Illinois Republicans blast Democrats for silence over compounding DCFS failures
With bipartisan support to enhance penalties for crimes against child welfare workers, Republicans continue the chorus of demanding immediate hearings into other issues at the Illinois Department of Children and Family Services.
Least of these in the troubled saga of the Illinois Department of Children and Family Services is Director Marc Smith recently being found in contempt of court for how the department is treating two children that were kept in psychiatric care despite being approved to be with families.
The Cook County Public Guardian said that’s happened to 350 children in the past year for an average of 55 days.
“One such youth, who is 17 years old, wanted to talk with [a reporter] about his experiences locked up for 67 days after he was cleared for discharge, but DCFS attempted to impede the interview,” the guardian said on its Facebook page. “Our office filed an emergency motion in Juvenile Court, and litigated a two-day hearing, winning an emergency order requiring that DCFS not further obstruct the youth’s First Amendment rights to share his story.”
DCFS has for years been in turmoil. That has included lawsuits, consent decrees, deaths of youth in DCFS care and other issues.
From 2010 to March, more than 1,120 children who had contact with DCFS have died, said state Rep. Tom Weber, R-Lake Villa.
“If that’s not a crisis, I don’t know what is,” he said.
He joined state Rep. Steven Reick, R-Woodstock, and state Rep. Tony McCombie, R-Savanna, for a news conference on the issue Thursday. McCombie said enough is enough.
“Gov. [J.B.] Pritzker, wake up and break your silence,” McCombie said. “This is not a partisan issue. Don’t make it one. And every day that we don’t get a response is every day as Illinoisans we should hold the majority party in contempt.”
One issue with bipartisan support would enhance penalties on crimes against social workers. It comes after the stabbing death in central Illinois earlier this month of a DCFS worker.
“These professionals do everything in their power to protect children, so it’s time for the legal system to treat them like the first responders they are,” Pritzker said in a statement last week.
The governor’s office didn’t respond to a request for comment regarding the GOP’s concerns on Thursday.
Weber said more money for the agency won’t solve the problems.
“This is something that can only be addressed by an investigation into the failed policies of DCFS and its failed leadership,” he said.
Reick said the agency already gets $1 billion a year. He also said systemic changes are needed. He suggests the agency be a case manager and leave investigations to local officials.
“That would be my suggestion, but the fact remains that I am just one legislator of 118 and this is a discussion that all 118 of us have to have,” Reick said.
Thursday afternoon, state Sen. Mattie Hunter, D-Chicago, issued the following statement:
“It is unfortunate to see the concerning trend of workers and children being harmed while under DCFS’s care,” Hunter said. “DCFS must create safer spaces for our state’s most vulnerable residents and the workers that serve them.

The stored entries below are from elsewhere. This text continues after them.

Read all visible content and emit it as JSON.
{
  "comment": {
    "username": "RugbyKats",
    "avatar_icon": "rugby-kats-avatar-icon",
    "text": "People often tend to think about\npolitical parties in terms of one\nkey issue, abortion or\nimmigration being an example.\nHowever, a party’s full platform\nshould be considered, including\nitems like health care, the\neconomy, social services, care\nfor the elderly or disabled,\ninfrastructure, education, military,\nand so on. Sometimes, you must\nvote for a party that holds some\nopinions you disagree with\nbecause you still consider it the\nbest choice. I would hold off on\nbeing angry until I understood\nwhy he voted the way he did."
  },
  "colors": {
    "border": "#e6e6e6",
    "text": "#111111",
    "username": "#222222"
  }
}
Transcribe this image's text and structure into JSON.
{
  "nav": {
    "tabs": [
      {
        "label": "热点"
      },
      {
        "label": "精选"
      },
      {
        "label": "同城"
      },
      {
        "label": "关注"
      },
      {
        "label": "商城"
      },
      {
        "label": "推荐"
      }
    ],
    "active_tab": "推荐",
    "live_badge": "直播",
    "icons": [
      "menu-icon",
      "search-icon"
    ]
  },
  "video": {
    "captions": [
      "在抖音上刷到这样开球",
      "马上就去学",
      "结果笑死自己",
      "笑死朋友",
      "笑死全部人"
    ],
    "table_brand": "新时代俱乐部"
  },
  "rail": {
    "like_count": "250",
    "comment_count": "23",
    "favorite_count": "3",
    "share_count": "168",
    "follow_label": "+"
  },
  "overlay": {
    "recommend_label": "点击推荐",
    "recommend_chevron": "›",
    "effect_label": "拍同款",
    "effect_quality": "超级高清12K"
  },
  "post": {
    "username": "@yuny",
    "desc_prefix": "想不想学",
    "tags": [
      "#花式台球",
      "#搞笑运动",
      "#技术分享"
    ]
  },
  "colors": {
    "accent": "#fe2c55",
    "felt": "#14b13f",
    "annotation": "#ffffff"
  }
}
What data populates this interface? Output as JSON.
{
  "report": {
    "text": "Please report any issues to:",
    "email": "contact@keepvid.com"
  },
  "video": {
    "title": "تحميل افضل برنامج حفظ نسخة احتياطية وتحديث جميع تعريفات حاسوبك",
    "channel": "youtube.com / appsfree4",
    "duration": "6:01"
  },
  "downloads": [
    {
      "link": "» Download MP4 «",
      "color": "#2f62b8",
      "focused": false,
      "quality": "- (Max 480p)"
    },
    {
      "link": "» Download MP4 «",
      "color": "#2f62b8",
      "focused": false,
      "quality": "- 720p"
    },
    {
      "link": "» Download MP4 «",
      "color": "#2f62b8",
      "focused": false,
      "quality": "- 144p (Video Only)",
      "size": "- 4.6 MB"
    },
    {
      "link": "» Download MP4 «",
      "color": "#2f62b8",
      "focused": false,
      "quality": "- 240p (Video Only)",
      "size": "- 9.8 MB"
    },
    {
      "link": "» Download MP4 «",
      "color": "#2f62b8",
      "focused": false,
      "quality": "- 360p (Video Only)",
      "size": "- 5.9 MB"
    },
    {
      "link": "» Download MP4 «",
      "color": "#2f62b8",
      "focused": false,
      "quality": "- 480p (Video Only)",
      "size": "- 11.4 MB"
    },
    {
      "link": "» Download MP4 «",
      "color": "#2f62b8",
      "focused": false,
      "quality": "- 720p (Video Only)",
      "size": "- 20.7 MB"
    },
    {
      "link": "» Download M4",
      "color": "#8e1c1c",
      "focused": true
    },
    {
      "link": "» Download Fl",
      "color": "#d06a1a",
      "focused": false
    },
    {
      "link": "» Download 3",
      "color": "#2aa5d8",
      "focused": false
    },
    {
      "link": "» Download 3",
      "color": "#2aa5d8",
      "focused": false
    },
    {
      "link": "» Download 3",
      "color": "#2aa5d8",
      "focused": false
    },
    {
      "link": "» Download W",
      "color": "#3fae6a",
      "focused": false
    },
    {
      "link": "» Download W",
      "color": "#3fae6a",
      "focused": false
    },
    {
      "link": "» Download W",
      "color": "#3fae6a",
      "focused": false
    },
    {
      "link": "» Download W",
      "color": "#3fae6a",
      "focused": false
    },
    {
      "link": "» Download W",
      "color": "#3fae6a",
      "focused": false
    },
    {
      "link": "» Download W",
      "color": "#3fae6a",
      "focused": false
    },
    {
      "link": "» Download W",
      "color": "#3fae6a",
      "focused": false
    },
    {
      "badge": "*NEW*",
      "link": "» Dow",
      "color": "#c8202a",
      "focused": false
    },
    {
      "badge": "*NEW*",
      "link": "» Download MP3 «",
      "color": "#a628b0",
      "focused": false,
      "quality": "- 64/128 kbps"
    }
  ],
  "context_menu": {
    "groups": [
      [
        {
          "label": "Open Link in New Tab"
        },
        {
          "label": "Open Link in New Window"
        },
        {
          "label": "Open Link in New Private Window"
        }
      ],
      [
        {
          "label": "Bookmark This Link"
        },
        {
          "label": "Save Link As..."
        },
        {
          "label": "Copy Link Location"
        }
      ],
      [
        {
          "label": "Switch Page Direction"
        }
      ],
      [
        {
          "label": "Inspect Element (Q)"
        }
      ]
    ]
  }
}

I plan to introduce a bill to help minimize the harms workers and children face.”
Details on the measure were not immediately made available.
State Sen. Julie Morrison, D-Lake Forest, issued this statement after publication:
“Immediately following the tragic on-the-job stabbing of DCFS worker Deidre Silas, I spoke with Director Marc Smith’s office and requested a meeting about DCFS staff safety,” Morrison said. “He has agreed to participate in a Senate Health Committee Subject Matter hearing at Feb. 3 at 8:30 a.m. regarding the topic.”
Later in the day, state Rep. Camille Lilly, D-Oak Park, said the issues “are not new and something legislators on both sides of the aisle have been working to address for years.”
“It is crucial that we have the chance to ask questions about the failures within the agency, but the conversation needs to be focused on holistic, long-term solutions,” Lilly said. “I am wholeheartedly asking my colleagues to put down the talking points and hit pause on the press conferences so we can do this important work together. That’s what our children and the rest of our state deserve.”